In particolare, la parte ricorrente, nelle premesse sul fatto, racconta che nel corso dell’esecuzione di alcuni scavi e dei relativi lavori, autorizzati con permesso di costruire, effettuati su un immobile in sua proprietà sito in Castel Gandolfo, viene ritrovato un busto di età romana del II secolo d.c. edi una cisterna romana. La società ricorrente inoltra, pertanto, una richiesta del premio, ai sensi dell’art. 92 del d.lgs. n. 42 del 2004, il 12 novembre 2008 e contesta il premio del 10% che veniva attribuito dalla Soprintendenza per il ritrovamento del busto; l’anzidetta società censura pertanto in diritto la violazione delle norme degli articoli 92 e 93 del d.lgs. n. 42 del 2004.

Il Collegio sostiene che il ricorso è infondato.

I giudici del Collegio rammentano che con nota del 16 marzo 2010, la Soprintendenza stabilisce chiaramente che la società ricorrente avrebbe dovuto impugnare tempestivamenteil predetto provvedimento in quanto si tratta di un “provvedimento amministrativo” e come tale si pone come esercizio di un potere autoritativo dell’Amministrazione nella determinazione del premio spettante alla predetta società.

Il Consiglio di Stato si pronuncia in occasione del caso di specie, sulla base di un orientamento costante della giurisprudenza, alla luce del quale si ritiene che fino al momento della determinazione definitiva del premio, il privato è titolare di un interesse legittimo contrapposto al potere discrezionale dell’Amministrazione.
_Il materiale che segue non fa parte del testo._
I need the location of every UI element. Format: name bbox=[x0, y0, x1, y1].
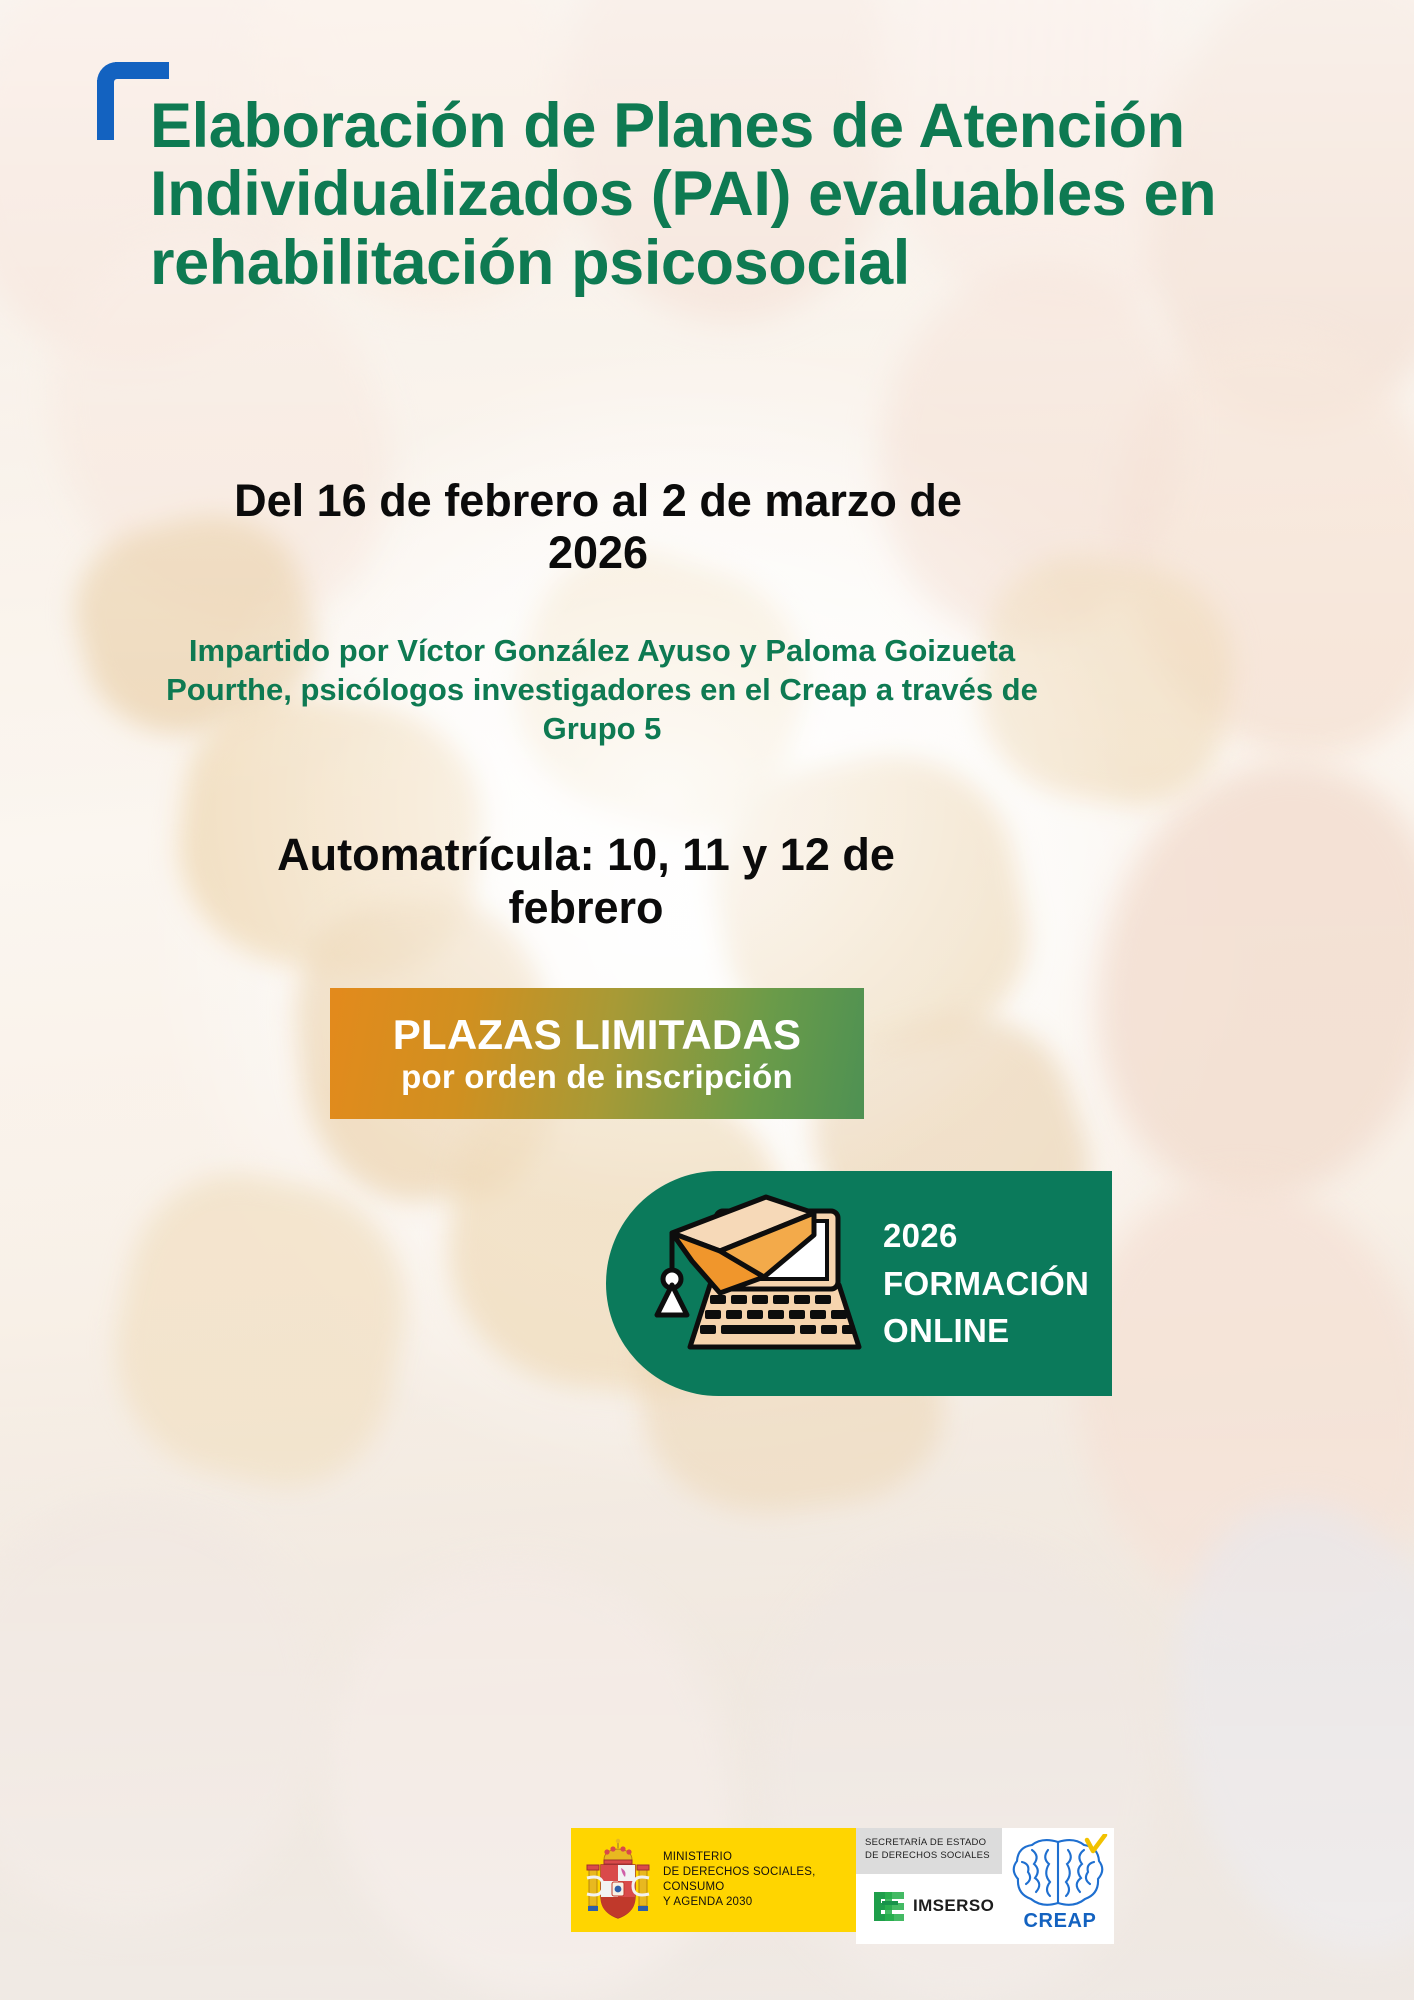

In riferimento al caso specifico, il ritrovamento di reperti archeologici non fa insorgere in capo all’Amministrazione, immediatamente, un obbligo giuridico alla prestazione patrimoniale a favore dei proprietari del luogo ove si è verificato il ritrovamento, ma comporta una valutazione strettamente di carattere discrezionale vertente sull’an, di competenza del giudice amministrativo, e sul quantum ricadente sulla competenza del giudice ordinario.

Applicando il predetto orientamento giurisprudenziale al caso di specie, i giudici del Collegio ritengono che la parte ricorrente non abbia tempestivamente impugnato il provvedimento ed il predetto ritardo comporta l’inammissibilità della domanda proposta.

La domanda di risarcimento del danno non trova accoglimento, in quanto la parte ricorrente ha formulato una richiesta in maniera assolutamente generica, senza alcun riferimento specifico alle circostanze di fatto che hanno cagionato il danno.

Inoltre, il Collegio specifica che il danno da ritardo per la mancata conclusione del procedimento non può essere riconosciuto, non essendo stata accertata nessuna inerzia da parte dell’Amministrazione.